Die AK Kärnten fordert von der Bundes- und Landesregierung:

  • Gewalt muss früh erkannt und ernst genommen werden. Dafür braucht es eine gute Datenlage, um Gewalt(-strukturen) und Risikofaktoren in Beziehungen schnell zu erkennen. Es braucht auch mehr qualitative und quantitative Forschung zu den Gewaltursachen, insbesondere der Bedeutung von ökonomischer Abhängigkeit von Frauen.
  • Ein starkes Gewaltschutzsystem, das insbesondere auch Frauen mit Migrationshintergrund schützt. Entsprechend braucht es eine finanzielle Absicherung für den Ausbau von Frauen- und Gewaltschutzeinrichtungen.
  • Notwendig sind Schulungen der Justiz und der Exekutive in Bezug auf nachhaltigen Opferschutz, verstärkten Maßnahmenvollzug und Unterbringung.

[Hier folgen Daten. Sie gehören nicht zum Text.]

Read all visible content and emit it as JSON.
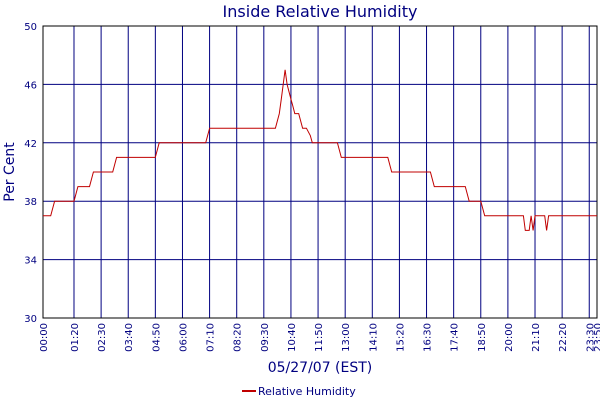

  • Um das Männlichkeitsbild nachhaltig positiv zu verändern und die männliche Gewalt präventiv zu bekämpfen, müssen Männerberatungsstellen gewährleistet und finanziell abgesichert werden.
  • Kostenlose Therapieformen, um die Gewalterfahrungen verarbeiten zu können, fehlen. Die aktuellen Wartezeiten auf Psychotherapie auf Krankenschein beträgt 6 bis 8 Monate. Für Frauen mit Kindern braucht es Familienerholungswochen mit Therapiemöglichkeit.